Arsenal’s defence, meanwhile, kept waving Leicester through. Having so clearly noted just how jarringly vulnerable Cech’s defence was, the visitors upped it in the second half, playing higher up the pitch and looking to expose those two left-backs even more. Riyad Mahrez was suddenly on the ball much more, Leicester looking to pierce balls in behind much more.

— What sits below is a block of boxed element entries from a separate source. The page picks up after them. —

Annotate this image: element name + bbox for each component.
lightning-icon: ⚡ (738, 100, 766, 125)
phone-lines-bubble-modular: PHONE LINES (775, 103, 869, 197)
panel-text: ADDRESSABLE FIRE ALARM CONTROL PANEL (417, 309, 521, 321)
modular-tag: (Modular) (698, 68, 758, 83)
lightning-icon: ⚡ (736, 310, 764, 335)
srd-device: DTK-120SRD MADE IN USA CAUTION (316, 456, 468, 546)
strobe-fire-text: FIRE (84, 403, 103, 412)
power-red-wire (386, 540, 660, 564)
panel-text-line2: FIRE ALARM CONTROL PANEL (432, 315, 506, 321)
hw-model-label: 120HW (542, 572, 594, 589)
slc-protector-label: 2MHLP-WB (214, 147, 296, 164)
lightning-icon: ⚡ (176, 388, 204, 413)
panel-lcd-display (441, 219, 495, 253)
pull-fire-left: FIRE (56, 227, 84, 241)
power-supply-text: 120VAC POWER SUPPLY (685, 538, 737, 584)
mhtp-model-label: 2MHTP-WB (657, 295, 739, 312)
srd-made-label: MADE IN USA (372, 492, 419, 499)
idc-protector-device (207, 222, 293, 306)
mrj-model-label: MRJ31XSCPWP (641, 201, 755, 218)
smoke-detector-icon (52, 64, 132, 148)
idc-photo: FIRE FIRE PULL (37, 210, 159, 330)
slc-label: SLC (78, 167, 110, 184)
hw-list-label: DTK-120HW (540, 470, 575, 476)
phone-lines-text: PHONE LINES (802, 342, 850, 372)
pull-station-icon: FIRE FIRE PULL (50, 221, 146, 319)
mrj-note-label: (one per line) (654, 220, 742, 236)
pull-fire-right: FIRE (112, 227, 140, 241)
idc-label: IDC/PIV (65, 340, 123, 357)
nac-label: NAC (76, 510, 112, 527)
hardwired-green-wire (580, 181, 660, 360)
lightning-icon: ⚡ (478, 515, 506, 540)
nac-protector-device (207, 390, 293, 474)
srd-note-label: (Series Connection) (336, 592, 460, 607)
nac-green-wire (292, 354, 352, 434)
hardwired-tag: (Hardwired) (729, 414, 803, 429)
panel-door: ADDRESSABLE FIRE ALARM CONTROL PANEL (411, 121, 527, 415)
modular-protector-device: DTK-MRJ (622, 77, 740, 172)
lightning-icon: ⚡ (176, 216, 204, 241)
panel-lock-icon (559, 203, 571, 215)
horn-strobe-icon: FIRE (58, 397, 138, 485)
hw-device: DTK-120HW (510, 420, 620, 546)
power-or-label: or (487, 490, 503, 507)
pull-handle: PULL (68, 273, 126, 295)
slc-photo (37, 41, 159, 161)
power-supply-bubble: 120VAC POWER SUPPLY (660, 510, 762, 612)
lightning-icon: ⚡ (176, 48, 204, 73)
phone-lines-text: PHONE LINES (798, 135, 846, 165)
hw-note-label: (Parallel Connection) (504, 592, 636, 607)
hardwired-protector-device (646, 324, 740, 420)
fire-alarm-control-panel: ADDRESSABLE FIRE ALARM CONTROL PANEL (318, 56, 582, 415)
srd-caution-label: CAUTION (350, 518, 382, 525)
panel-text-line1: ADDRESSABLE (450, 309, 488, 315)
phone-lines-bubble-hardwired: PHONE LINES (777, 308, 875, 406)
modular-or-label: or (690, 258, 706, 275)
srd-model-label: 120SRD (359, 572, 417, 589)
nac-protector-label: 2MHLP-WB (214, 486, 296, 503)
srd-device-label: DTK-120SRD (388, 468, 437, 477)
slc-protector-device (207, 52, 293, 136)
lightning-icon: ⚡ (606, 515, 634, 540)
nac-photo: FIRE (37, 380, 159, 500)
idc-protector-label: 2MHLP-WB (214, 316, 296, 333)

One of them almost saw Vardy get around Cech only for the goalkeeper to make a fine sliding tackle, only for Leicester to return to a more orthodox and obviously successful way of attacking against this side: swinging balls into the area.

Mahrez did exactly that on 54 minutes from a corner after he himself challenged Cech’s handling with a shot, and Vardy was again unchallenged as he rose easily to glance the ball in.

For Arsenal’s part, it wasn’t helping that Kasper Schmeichel was at that point meeting every test in a way that the home defence was not, blocking an Alex Oxlade-Chamberlain shot at one moment and then denying Lacazette the next.

Jamie Vardy twice put Leicester ahead - but they could not hold on (Getty Images) (Getty)

Aaron Ramsey couldn’t point to Schmeichel’s brilliance when he squandered the opportunity of the game by heading wide from just yards out on 69 minutes, but could perhaps blame a certain rustiness from just having come on as a sub.

He soon warmed up, though, and plundered a brilliant equaliser seven minutes from the end of normal time by powering the ball past Schmeichel when left free at the edge of the box.

The levy had broken, and Arsenal finally broke a trend through another substitute. Five minutes from the end, Giroud rose above the Leicester defence, to supremely head the ball in off the bar and over the line.

It meant Arsenal get over an old problem, for an invigorating new feeling - they just have to address a few other problems to make sure that feeling endures.